According to News1, the Financial Services Commission (FSC) plans to include the measure in the upcoming second phase of the country’s cryptocurrency legislation. Under the proposal, when financial accounts are suspected of being used to manipulate crypto prices, the FSC would be able to coordinate with financial institutions and cryptocurrency exchanges to freeze the funds.

Closing gaps in illicit fund recovery
The initiative is intended to address a long-standing enforcement challenge. Authorities have often struggled to recover illicit gains because funds can be moved elsewhere while investigations and court proceedings—often lasting up to three years—are still ongoing. By allowing accounts to be frozen before a formal investigation is launched, the proposal aims to close a critical gap in illicit fund recovery.
An official from the authority cited a recent precedent to illustrate the measure’s potential impact. In September, a government task force disrupted a stock price manipulation case involving roughly 100 billion won ($69 million), of which about 40 billion won was illicitly obtained. It marked the first time the government implemented an early account freeze, preventing additional funds from being transferred beyond its reach.

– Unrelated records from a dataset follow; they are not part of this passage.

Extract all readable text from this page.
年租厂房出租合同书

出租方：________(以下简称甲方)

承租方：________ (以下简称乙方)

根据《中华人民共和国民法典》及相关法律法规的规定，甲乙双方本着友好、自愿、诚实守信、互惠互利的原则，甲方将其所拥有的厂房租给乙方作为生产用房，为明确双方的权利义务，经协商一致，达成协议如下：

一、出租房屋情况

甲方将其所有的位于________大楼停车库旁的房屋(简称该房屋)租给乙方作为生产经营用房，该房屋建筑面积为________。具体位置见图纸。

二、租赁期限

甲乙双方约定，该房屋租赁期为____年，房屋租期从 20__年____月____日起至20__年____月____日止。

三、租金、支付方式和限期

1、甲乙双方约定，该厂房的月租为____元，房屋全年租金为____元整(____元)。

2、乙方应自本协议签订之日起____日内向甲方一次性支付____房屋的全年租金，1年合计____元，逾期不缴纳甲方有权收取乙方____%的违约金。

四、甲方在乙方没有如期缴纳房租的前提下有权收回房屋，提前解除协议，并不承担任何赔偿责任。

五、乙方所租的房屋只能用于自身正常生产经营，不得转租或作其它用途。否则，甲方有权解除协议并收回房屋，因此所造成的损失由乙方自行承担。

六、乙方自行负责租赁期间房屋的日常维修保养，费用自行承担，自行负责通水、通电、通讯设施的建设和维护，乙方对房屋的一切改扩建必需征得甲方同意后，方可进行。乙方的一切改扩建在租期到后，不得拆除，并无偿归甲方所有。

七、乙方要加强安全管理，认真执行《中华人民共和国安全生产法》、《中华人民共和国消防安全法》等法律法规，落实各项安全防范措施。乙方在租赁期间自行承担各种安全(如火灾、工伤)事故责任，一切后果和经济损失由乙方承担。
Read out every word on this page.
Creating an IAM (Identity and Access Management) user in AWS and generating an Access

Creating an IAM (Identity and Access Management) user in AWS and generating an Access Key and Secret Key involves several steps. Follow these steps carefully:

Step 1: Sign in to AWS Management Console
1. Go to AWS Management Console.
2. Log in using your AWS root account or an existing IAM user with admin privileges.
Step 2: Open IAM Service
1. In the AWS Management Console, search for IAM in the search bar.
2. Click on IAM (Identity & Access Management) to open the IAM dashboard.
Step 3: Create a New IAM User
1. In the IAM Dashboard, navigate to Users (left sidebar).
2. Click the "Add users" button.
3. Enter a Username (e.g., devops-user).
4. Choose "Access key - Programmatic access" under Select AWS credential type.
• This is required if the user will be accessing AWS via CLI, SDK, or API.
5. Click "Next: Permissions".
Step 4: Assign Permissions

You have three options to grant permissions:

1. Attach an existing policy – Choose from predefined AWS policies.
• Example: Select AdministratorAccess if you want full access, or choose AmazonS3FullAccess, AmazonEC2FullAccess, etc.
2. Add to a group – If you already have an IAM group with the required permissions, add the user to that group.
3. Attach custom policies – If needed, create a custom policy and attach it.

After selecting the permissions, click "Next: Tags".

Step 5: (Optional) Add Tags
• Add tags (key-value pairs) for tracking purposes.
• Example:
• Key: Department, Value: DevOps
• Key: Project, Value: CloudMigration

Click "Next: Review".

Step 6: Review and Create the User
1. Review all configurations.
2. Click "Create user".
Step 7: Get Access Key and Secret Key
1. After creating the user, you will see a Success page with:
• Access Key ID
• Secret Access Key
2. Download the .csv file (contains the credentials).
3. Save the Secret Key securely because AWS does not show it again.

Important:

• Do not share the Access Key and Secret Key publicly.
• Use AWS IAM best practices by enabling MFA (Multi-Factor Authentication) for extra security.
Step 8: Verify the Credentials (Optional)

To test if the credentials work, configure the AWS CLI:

The official added that the same approach could be applied to cryptocurrency price manipulation cases when suspicious transactions are detected through Korean crypto exchanges. However, the measure would not be effective against activity conducted via overseas platforms.
The proposal comes as the government continues to refine the second phase of its crypto regulatory framework, which is expected to focus primarily on stablecoin regulations. While authorities had originally planned to submit the bill to the National Assembly by the end of last year, the timeline has been pushed to this year as financial and monetary regulators work through unresolved differences.
One point of contention lies between the Bank of Korea and the FSC. The central bank supports allowing only bank-majority consortia to issue stablecoins, while the FSC opposes setting a bank-ownership threshold, arguing for the inclusion of non-bank participants.
Alongside enforcement and regulatory reforms, the government is also signaling a broader push to expand investor access to digital assets.
A Jan. 9 document from the Ministry of Economy and Finance showed the government plans to permit trading in spot crypto ETFs to improve investor access under its 2026 economic plan.
Against this policy backdrop, traditional financial firms are pressing ahead with their own digital asset initiatives, seeking to position themselves within the evolving framework.
Life insurer explores blockchain collaborations
Kyobo Life Planet Life Insurance, a mobile-only subsidiary of Kyobo Life Insurance, has partnered with Singapore-headquartered crypto exchange Crypto.com. According to South Korean media outlet Financial News, under the agreement, eligible users will receive benefits on Crypto.com, while reward points earned through Kyobo Life Planet’s healthcare platform can be used within the exchange’s ecosystem.
The collaboration reflects broader efforts by the parent company to expand into digital assets. Last month, Kyobo Life Insurance joined Circle’s public testnet, Arc, to assess the technical feasibility of stablecoin-related infrastructure.